# Cross reference colors



## RCP (Apr 18, 2007)

I thought I saw a site once that you could cross reference colors between mfrs, say I had a Martha Stewart Claret MSL027 and wanted to know what the Sherwin Williams equivalent was?


----------



## Workaholic (Apr 17, 2007)

Didn't know anything about it but I would like to know more.


----------



## Bender (Aug 10, 2008)

I doubt it, but a handful of them used the same (808?) colorants so maybe the colors would cross reference.
I know Columbia, KWAL, and Kelly Moore shared the same colorants. But SW and behr use their own.
That was just before the low VOC craze. Not sure now.


----------



## RCP (Apr 18, 2007)

I found this site, but all the links are dead!


----------



## aaron61 (Apr 29, 2007)

My SW usually allready has most in their system


----------



## BrushJockey (Mar 15, 2009)

I was talking to one of my store guys who is in the major (15 store) chain here, and asked them if when they make a cross match, do they enter the formula into the computer system so others could use it. They don't! I was amazed at the inefficiency- having to reinvent every time.


----------



## DeanV (Apr 18, 2007)

I remember a site posted here that was just a collection of all the colors, but I do not recall it giving the closest of another brand.

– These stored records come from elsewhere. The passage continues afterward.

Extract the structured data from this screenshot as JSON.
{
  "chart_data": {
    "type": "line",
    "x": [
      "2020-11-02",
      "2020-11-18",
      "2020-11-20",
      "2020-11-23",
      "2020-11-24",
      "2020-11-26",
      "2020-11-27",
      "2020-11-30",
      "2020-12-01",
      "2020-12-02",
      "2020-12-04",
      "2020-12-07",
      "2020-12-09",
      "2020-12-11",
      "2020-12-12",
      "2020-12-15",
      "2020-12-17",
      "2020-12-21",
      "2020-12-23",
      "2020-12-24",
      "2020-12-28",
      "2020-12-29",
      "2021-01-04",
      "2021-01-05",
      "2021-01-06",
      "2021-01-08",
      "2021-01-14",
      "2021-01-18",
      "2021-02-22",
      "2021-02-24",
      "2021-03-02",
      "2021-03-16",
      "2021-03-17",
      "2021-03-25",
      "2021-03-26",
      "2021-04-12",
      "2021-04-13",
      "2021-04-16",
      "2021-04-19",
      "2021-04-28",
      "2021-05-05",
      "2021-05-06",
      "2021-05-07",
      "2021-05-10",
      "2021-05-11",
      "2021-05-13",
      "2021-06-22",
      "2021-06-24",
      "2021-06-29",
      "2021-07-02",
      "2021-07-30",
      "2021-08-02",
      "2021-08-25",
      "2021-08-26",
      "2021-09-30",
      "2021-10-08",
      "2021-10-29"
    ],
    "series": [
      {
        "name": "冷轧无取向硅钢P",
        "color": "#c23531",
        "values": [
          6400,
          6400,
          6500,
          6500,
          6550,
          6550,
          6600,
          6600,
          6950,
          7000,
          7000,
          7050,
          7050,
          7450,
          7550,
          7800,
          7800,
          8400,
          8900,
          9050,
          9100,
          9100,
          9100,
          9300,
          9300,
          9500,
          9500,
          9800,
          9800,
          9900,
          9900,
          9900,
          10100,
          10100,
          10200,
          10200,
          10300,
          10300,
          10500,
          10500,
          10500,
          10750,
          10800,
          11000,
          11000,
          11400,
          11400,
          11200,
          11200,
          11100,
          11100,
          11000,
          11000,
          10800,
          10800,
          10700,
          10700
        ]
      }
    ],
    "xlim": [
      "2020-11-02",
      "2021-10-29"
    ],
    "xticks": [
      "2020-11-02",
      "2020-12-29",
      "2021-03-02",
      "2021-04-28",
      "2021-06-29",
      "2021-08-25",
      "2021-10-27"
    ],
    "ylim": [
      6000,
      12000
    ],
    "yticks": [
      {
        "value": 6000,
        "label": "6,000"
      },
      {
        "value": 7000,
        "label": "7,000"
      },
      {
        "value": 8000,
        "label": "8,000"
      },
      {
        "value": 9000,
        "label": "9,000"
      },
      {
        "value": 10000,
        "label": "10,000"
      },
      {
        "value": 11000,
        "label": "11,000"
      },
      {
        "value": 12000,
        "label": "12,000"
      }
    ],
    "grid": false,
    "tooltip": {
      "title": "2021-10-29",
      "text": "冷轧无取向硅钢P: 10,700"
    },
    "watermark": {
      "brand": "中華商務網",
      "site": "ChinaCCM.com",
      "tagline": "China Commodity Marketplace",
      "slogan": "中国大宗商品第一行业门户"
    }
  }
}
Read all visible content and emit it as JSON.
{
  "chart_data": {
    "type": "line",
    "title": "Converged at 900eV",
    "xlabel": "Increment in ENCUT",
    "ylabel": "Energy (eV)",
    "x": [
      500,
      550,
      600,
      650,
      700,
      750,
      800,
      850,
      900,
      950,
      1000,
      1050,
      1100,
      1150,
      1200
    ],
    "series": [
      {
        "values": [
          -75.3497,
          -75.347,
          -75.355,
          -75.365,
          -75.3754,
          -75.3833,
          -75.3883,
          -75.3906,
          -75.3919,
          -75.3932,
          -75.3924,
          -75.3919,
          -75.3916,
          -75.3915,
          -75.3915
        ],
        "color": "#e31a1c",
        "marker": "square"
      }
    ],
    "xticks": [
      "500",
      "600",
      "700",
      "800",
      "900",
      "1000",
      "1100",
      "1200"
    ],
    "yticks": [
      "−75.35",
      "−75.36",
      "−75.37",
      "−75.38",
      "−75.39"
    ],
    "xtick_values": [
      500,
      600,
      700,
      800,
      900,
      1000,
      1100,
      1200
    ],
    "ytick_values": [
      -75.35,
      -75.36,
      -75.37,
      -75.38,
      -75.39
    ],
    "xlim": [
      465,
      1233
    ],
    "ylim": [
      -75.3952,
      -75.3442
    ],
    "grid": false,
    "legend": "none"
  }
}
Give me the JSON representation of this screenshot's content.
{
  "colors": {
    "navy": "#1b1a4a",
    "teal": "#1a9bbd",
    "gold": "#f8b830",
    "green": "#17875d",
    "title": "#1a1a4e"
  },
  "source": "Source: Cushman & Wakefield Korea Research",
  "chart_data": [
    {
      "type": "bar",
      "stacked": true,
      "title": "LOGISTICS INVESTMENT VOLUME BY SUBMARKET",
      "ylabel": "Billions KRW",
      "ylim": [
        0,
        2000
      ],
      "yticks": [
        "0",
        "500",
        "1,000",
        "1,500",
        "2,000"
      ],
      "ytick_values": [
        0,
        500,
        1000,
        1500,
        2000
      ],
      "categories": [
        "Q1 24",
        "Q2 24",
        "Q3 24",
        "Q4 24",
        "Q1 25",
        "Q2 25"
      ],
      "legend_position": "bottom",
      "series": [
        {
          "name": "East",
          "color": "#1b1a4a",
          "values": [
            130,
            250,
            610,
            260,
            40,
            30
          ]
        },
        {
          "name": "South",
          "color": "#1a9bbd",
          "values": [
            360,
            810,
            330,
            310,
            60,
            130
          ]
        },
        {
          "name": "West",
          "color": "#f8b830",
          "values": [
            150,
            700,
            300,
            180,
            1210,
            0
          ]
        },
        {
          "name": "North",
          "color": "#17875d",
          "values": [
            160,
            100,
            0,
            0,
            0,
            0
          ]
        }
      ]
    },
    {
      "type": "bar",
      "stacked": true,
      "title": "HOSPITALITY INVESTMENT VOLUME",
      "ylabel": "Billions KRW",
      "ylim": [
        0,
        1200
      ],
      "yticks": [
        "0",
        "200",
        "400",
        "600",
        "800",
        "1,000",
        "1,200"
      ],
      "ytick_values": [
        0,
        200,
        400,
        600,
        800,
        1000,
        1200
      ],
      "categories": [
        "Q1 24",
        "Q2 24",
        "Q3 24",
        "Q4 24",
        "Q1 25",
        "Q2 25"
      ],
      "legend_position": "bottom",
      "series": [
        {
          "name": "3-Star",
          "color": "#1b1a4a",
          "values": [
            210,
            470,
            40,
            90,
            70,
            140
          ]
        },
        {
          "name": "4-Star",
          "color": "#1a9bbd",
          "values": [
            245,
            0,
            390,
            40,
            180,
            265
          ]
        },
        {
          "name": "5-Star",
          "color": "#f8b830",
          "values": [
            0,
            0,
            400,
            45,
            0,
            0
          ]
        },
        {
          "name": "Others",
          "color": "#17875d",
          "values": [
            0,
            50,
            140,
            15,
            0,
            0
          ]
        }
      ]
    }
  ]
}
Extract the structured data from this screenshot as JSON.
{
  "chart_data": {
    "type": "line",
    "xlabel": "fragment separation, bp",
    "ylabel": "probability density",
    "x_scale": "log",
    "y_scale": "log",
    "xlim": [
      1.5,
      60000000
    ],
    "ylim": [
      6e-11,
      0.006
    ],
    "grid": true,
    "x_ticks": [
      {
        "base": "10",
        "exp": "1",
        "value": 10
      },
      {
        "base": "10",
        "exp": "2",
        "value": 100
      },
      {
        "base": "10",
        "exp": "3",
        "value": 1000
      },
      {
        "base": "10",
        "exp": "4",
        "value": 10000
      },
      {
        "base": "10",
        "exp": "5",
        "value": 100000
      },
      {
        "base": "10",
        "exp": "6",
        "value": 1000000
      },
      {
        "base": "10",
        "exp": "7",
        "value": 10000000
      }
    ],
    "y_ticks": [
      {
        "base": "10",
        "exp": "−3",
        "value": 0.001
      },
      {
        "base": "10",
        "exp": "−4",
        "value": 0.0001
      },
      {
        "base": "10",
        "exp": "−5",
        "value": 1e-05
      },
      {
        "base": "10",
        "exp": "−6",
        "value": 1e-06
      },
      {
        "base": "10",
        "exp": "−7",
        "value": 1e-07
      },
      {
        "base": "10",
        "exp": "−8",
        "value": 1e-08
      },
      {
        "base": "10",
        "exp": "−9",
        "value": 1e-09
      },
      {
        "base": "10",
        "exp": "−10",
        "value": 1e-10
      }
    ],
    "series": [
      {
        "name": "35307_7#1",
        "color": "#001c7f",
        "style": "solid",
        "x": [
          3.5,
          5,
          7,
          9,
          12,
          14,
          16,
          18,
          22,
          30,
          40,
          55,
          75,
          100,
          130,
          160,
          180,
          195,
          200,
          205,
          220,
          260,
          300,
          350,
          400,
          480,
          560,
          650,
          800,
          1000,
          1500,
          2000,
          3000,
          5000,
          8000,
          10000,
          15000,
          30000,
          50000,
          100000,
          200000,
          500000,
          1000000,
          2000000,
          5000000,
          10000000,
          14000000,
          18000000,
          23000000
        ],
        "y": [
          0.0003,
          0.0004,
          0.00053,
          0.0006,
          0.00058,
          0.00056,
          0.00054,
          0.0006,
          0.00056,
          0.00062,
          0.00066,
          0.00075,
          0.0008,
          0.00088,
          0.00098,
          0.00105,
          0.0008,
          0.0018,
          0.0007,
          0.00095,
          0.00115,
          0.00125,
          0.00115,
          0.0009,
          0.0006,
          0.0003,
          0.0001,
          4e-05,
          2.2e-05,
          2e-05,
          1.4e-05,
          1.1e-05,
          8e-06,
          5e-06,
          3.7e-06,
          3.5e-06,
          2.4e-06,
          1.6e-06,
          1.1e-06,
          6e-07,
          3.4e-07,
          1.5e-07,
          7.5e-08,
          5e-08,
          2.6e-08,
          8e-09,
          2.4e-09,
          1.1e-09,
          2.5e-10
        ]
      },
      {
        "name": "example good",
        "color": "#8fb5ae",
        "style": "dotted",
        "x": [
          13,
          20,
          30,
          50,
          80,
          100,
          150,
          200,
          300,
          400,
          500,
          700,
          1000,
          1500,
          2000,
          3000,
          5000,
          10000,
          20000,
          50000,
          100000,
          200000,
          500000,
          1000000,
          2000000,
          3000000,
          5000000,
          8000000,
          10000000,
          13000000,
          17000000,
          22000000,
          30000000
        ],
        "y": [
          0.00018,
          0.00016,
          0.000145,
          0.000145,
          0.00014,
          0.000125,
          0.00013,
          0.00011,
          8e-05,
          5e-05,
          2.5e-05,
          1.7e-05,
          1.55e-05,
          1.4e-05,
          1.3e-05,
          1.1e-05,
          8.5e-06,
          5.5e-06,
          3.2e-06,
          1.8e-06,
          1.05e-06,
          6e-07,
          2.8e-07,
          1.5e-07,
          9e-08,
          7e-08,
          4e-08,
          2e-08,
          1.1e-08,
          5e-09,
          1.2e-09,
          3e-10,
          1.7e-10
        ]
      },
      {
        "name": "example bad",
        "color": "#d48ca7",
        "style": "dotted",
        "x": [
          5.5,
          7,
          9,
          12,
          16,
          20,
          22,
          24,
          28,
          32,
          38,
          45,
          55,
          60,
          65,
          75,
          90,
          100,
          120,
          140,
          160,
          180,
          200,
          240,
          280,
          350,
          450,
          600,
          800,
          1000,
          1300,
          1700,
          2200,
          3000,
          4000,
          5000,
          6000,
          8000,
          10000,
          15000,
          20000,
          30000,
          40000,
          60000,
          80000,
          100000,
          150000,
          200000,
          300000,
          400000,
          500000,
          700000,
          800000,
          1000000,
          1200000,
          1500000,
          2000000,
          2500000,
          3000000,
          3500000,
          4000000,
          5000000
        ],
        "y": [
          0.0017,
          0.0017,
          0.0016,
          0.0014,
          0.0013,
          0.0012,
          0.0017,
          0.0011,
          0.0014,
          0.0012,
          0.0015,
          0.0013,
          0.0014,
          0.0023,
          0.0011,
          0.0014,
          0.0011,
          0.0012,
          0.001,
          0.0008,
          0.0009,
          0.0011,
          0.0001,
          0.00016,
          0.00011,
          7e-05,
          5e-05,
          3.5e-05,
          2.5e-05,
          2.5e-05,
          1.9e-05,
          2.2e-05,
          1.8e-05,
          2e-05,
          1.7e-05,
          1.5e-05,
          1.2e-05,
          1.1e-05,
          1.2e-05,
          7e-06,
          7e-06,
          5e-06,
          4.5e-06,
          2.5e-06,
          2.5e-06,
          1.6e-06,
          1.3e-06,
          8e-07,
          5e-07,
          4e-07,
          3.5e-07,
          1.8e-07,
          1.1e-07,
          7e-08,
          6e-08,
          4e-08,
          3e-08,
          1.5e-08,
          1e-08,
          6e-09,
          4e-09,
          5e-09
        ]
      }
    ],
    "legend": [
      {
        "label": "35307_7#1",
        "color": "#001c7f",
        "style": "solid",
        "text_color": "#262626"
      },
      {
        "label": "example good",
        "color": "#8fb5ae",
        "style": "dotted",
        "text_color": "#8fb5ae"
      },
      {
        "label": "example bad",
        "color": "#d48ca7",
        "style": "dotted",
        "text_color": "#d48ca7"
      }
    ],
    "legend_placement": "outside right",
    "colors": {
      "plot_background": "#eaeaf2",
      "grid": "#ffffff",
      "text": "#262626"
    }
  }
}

A lot of manufacturers have a book that will give formulas for other company's colors, but they are often not right on. An actual match at the store is better than a list a company provides.


----------



## NCPaint1 (Aug 6, 2009)

aaron61 said:


> My SW usually allready has most in their system


Same here with BM. We can cross reference just about every manufacturers colors, and either get a formula to make THAT color, or it gives us some colors from BM that are similar.


----------



## RCP (Apr 18, 2007)

Thanks, the guys at my SW are excellent at matching, but I have a customer that has a lot of color samples from various places, and I am using the SW Visualizer. So I end up finding the "other" color online then just trying to match by eye in the Visualizer.


----------



## NCPaint1 (Aug 6, 2009)

RCP said:


> Thanks, the guys at my SW are excellent at matching, but I have a customer that has a lot of color samples from various places, and I am using the SW Visualizer. So I end up finding the "other" color online then just trying to match by eye in the Visualizer.


Im not familiar with SW software, but if you call the store, give them the names/numbers of the colors you are trying to match, they _should_ be able to give you some of their colors that are similar.


----------